Italiens Ministerpräsident Giuseppe Conte hatte bereits am Samstag in einem Brief an EU-Kommissionspräsident Jean-Claude Juncker und Ratspräsident Donald Tusk eine Revision von "Sophia" gefordert. Innenminister Matteo Salvini, der Chef der rechten Lega, forderte schon Anfang Juli, dass nicht mehr alle Schiffe von EU-Missionen wie Themis oder Eunavfor Med Sophia automatisch in Italien einlaufen.

Juncker verweist auf "fundamentale Rolle" der "Sophia"-Mission

Juncker wies in einem von Politico veröffentlichten Brief an Conte auf die "fundamentale Rolle" der "Sophia"-Mission für die Bekämpfung illegaler Migration hin. "Es ist also in unserem gemeinsamen Interesse, dass jede mögliche Änderung unserer derzeit laufenden Aktivitäten mit maximaler Aufmerksamkeit geprüft wird", schrieb der Kommissionschef. Conte schlug der EU-Kommission vor, dass sie eine Kriseneinheit koordiniert, die Bootsflüchtlinge verteilt. Dem Vorschlag gegenüber zeigte sich Juncker offen. Dies könne aber lediglich eine "Etappe" auf dem Weg zu stabileren Mechanismen sein.
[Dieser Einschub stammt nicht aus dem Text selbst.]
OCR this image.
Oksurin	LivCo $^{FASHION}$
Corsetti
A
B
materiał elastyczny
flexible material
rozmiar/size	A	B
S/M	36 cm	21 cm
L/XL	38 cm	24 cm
Allerdings sei die EU-Kommission nicht befugt, Schiffen einen sicheren Hafen zuzuweisen. Eine Sprecherin kündigte am Freitag in Brüssel an, die EU-Kommission werde in der kommenden Woche Vorschläge vorlegen, wie die Ankünfte von Flüchtlingen über den Sommer organisiert werden könnten.

Grundsätzlich ist jeder Staat, der eine Rettungsaktion koordiniert, auch dafür zuständig, einen sicheren Hafen zu bestimmen. Sophia wird zwar von Italien geführt. Das bedeutet der EU-Kommission zufolge aber nicht, dass der sichere Hafen deshalb auch in Italien liegen muss, sondern könnte auch in einem anderen EU-Land sein.